Wybitny politolog i filozof historii Francis Fukuyama ostrzegł, że główną bazą werbunku islamskich terrorystów stała się Europa Zachodnia, czego nie dostrzegają zaangażowane na Bliskim Wschodzie Stany Zjednoczone.
08.09.2005 | aktual.: 08.09.2005 21:37
Fukuyama, autor głośnej książki "Koniec historii", wieszczącej globalny triumf zachodniej demokracji liberalnej po zakończeniu zimnej wojny, przemawiał na konferencji na temat terroryzmu, zorganizowanej w tym tygodniu w Waszyngtonie przez New America Foundation.
Powiedział na tym forum, że Europa Zachodnia jest wylęgarnią islamskiego ekstremizmu i terroryzmu, ponieważ kraje tego regionu nie potrafią zasymilować milionów muzułmanów, którzy imigrowali tam, ale wciąż mieszkają w swoich etniczno-religijnych gettach.
Przypomniał, że sprawcy ataku na USA 11 września 2001 r. mieszkali i studiowali w Hamburgu, a terroryści, którzy podłożyli bomby w Madrycie w 2004 r. i w Londynie w tym roku, urodzili się i wychowali w Hiszpanii i w Anglii.
Diagnoza Fukuyamy - nienowa, ale ważna ze względu na jego autorytet intelektualny - pokrywa się z raportem CIA, według którego w Europie zachodniej mieszka około 10 milionów muzułmanów, którzy nie są zaadaptowani do życia na tym kontynencie.
Fukuyama, profesor i dziekan Szkoły Zaawansowanych Studiów Międzynarodowych (SAIS) przy Uniwersytecie Johnsa Hopkinsa, przeciwstawił Europie Stany Zjednoczone, gdzie - w jego ocenie - muzułmańscy imigranci asymilują się dużo lepiej. "Wielokulturowość" w Europie, w odróżnieniu od USA, okazała się, jego zdaniem, porażką.

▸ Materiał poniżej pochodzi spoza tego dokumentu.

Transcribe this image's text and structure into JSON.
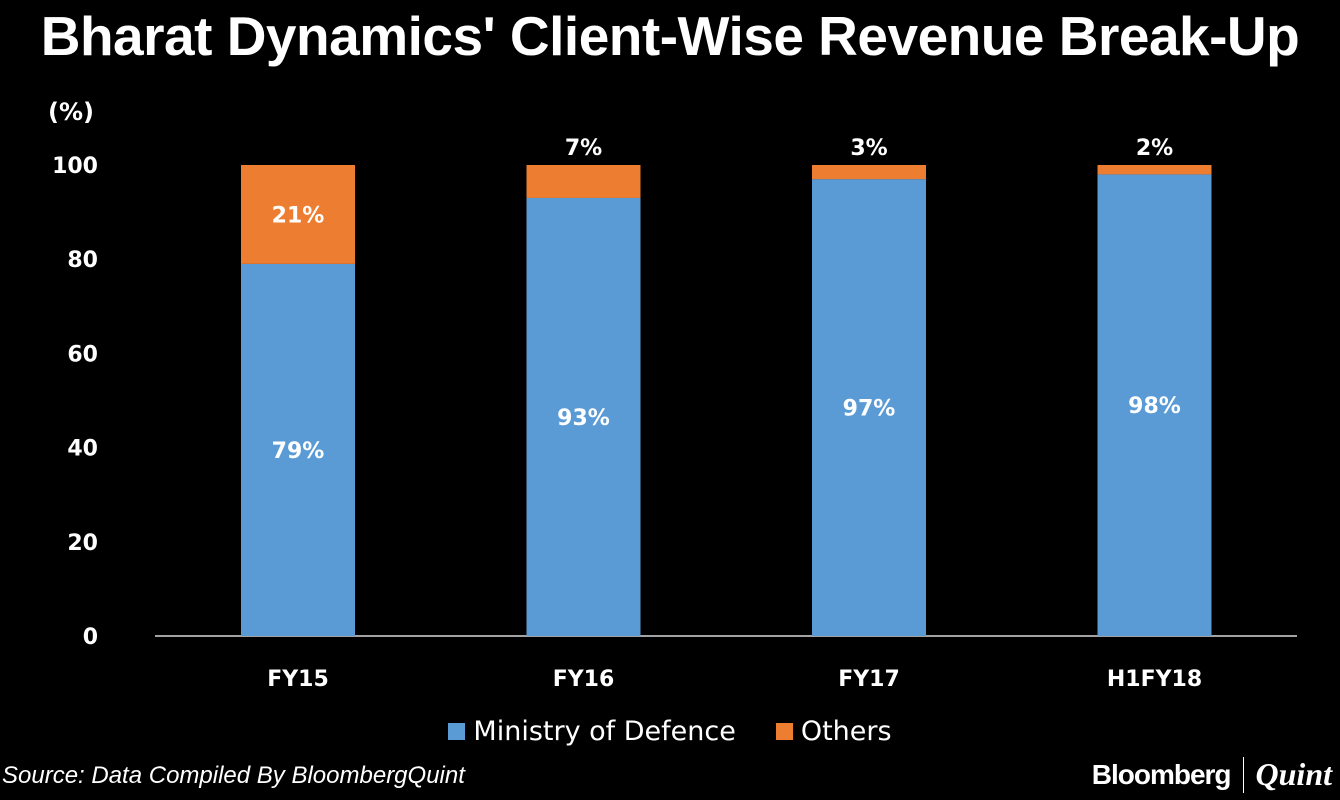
{
  "chart_data": {
    "type": "bar",
    "stacked": true,
    "title": "Bharat Dynamics' Client-Wise Revenue Break-Up",
    "ylabel": "(%)",
    "xlabel": "",
    "ylim": [
      0,
      100
    ],
    "yticks": [
      0,
      20,
      40,
      60,
      80,
      100
    ],
    "categories": [
      "FY15",
      "FY16",
      "FY17",
      "H1FY18"
    ],
    "series": [
      {
        "name": "Ministry of Defence",
        "color": "#5b9bd5",
        "values": [
          79,
          93,
          97,
          98
        ],
        "labels": [
          "79%",
          "93%",
          "97%",
          "98%"
        ]
      },
      {
        "name": "Others",
        "color": "#ed7d31",
        "values": [
          21,
          7,
          3,
          2
        ],
        "labels": [
          "21%",
          "7%",
          "3%",
          "2%"
        ]
      }
    ],
    "legend": "bottom-center",
    "grid": false
  },
  "source": "Source: Data Compiled By BloombergQuint",
  "logo": {
    "left": "Bloomberg",
    "right": "Quint"
  }
}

Ale zagrożenie terrorystyczne w Europie stwarza jednocześnie okazję - zauważył - do pogłębienia współpracy transatlantyckiej, gdyż jest to obszar, na którym interesy USA i Europy w pełni się pokrywają.
Inny uczestnik konferencji w Waszyngtonie, prof. Robert A. Pape z Uniwersytetu Chicagowskiego, powiedział, że Al-Kaida postanowiła już dwa lata temu atakować cele w Europie.
Przytoczył dokument organizacji związanej z Al-Kaidą, przechwycony w 2003 r. przez wywiad norweski, w którym zapowiedziano atak na kraje mające wojska w Iraku, tj. Hiszpanię, Wielką Brytanię, Włochy - i Polskę. Dwa pierwsze spośród nich stały się już celem ataków.